Monday, September 17, 2012

OMB Details Sequestration Plan; DHS Potentially Hit With $4B In Cuts


By: Mickey McCarter
09/17/2012 (12:00am)

The US Office of Management and Budget (OMB) released a report Friday providing an overview of the Obama administration's plans for sequestration, which is set to cut the federal budget across the board beginning Jan. 1, 2013, unless Congress can develop an alternate plan.

For the Department of Homeland Security (DHS), the sequestration plan would mean a budget cut of just over $4 billion, according to the report, OMB Report Pursuant to the Sequestration Transparency Act of 2012 (Public Law 112-155).

Overall, as spelled out in the Budget Control Act of 2011 (PL 112-25), sequestration would cut $1.2 trillion from the US budget over 10 years. The amount would be divided evenly between defense and non-defense accounts. For the first year of sequestration, that means the White House must cut about $54.67 billion from defense accounts and the same amount from non-defense accounts.

Most of DHS spending falls under non-defense accounts based on how the Budget Control Act defines those terms. Generally speaking, the biggest DHS agencies would take the biggest hits under the sequestration plan with aviation security, immigration enforcement, border security and disaster relief accounts losing roughly half a billion each or more.

The OMB report cautioned, "The estimates and classifications in the report are preliminary. If the sequestration were to occur, the actual results would differ based on changes in law and ongoing legal, budgetary and technical analysis. However, the report leaves no question that the sequestration would be deeply destructive to national security, domestic investments, and core government functions."

The report added, "The number of Federal Bureau of Investigation agents, Customs and Border Patrol agents, correctional officers and federal prosecutors would be slashed."

Generally, sequestration reduces non-exempt defense discretionary funding by 9.4 percent and non-exempt non-defense discretionary spending by 8.2 percent. It further cuts non-exempt defense mandatory programs by 10 percent and non-exempt non-defense mandatory programs by 7.6 percent, according to OMB's calculations.

The Transportation Security Administration (TSA) would experience one of the biggest cuts of $1.27 trillion overall under the sequestration plan. The Federal Air Marshal Service would be cut 8.2 percent by $79 million.

Aviation security spending would be cut $448 million between discretionary and mandatory spending. Surface transportation security would drop $11 million; transportation security support, $85 million. The TSA Transportation Threat Assessment and Credentialing program would lose $20 million

US Immigration and Customs Enforcement would see a cut of $477 million in immigration enforcement efforts. Its automation modernization program would lose $1 million

US Customs and Border Protection (CBP) would lose roughly $955 million overall, accounting for nearly a quarter of DHS sequestered funds. Border security spending alone would receive a cut of $823 million. Air and marine interdiction efforts would lose $41 million; border security fencing, infrastructure and technology, $33 million.

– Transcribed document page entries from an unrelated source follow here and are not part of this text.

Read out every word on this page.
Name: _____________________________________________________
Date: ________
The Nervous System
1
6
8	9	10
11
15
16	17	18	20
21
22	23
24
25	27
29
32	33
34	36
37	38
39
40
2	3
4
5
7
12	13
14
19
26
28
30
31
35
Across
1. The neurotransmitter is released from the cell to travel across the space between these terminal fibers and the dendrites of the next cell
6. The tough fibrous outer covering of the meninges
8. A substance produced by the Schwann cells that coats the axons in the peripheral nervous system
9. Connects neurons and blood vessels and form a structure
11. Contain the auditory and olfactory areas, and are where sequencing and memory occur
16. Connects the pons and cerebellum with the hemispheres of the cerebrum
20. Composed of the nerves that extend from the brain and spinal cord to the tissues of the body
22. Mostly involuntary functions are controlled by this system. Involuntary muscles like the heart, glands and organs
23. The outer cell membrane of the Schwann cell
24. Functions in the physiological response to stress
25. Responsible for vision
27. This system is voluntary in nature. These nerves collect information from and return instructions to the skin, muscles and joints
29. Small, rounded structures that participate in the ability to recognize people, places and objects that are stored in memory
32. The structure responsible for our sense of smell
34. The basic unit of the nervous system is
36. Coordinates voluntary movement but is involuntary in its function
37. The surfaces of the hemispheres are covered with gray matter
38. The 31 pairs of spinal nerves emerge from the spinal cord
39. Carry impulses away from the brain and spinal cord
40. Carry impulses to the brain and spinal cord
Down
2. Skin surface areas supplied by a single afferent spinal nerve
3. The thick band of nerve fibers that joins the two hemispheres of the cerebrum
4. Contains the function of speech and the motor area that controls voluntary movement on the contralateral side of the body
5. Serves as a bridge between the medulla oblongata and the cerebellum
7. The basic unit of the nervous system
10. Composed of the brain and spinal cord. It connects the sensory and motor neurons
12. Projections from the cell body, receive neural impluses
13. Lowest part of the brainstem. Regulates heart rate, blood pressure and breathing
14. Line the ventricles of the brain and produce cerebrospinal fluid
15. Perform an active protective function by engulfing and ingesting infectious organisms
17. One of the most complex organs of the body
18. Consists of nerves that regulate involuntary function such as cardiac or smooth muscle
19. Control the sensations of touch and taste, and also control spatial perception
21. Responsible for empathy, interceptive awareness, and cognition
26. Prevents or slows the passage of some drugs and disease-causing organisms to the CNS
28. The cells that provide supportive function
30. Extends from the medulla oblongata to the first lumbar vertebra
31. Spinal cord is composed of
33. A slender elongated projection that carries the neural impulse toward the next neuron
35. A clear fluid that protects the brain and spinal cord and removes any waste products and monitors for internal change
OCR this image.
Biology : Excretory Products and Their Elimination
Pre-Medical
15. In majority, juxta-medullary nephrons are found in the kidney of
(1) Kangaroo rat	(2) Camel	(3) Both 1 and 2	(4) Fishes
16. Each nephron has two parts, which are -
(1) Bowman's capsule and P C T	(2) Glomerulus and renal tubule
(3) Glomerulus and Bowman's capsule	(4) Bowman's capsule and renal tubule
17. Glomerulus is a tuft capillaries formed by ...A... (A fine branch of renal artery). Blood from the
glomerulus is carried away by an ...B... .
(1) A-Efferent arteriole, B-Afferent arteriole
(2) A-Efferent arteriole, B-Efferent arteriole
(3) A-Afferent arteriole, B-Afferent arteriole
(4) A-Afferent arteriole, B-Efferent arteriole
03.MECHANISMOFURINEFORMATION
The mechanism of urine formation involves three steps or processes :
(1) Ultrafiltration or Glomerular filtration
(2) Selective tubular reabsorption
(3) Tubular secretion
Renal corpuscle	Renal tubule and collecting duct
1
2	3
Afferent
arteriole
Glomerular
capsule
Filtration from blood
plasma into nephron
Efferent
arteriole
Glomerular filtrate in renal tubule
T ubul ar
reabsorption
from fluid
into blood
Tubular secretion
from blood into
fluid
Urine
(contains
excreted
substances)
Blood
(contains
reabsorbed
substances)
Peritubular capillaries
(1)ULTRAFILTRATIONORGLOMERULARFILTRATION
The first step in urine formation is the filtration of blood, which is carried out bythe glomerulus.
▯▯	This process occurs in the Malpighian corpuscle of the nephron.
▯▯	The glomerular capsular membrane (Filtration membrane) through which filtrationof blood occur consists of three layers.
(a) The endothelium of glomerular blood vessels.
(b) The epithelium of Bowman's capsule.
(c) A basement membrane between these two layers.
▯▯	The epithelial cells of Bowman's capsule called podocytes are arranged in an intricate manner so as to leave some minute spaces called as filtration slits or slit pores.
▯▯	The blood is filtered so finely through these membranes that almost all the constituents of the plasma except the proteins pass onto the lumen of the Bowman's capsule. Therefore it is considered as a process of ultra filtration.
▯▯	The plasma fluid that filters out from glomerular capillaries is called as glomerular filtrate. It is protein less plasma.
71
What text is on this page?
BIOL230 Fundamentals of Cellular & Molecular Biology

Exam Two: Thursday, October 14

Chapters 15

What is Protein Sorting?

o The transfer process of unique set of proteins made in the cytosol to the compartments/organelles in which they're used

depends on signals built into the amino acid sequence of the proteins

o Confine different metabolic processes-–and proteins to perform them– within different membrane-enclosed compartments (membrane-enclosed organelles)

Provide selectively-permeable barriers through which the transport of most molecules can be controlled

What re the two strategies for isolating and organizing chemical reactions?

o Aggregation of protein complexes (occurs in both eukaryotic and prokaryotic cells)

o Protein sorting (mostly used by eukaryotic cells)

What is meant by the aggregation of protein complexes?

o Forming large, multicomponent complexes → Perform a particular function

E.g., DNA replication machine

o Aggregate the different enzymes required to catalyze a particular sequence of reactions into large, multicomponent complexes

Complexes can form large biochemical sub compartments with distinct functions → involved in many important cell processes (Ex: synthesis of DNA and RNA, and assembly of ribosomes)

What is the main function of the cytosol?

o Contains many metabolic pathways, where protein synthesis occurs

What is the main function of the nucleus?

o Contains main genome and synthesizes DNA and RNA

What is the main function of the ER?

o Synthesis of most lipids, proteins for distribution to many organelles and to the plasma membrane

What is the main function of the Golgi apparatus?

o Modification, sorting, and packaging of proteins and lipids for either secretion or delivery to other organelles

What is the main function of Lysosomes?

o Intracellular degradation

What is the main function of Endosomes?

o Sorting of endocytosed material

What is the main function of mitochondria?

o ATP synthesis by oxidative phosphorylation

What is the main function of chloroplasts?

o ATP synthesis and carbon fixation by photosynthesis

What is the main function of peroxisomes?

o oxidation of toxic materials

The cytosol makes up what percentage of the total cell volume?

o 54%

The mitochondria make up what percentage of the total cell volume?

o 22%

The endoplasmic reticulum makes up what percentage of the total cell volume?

The Federal Emergency Management Agency (FEMA) would lose a total of $878 million under the sequestration plan. Disaster relief funding would take the biggest hit of $580 million.

The US Coast Guard, while by no means unscathed, comes out a little bit better than other agencies with budgets around $10 billion. It would lose $439 million under sequestration. Its operating expenses would lose $297 million altogether; acquisition and construction, $115 million; and oil spill programs, $8 million.

In total, DHS would lose $4.068 billion under the OMB sequestration plan. As Congress had passed no appropriations bill at the time of the OMB report, the White House presumed that budget levels would largely remain at the annualized level based on appropriations for fiscal year 2012.

DHS received $39.6 billion in FY 2012 appropriations under a consolidated spending bill enacted last December.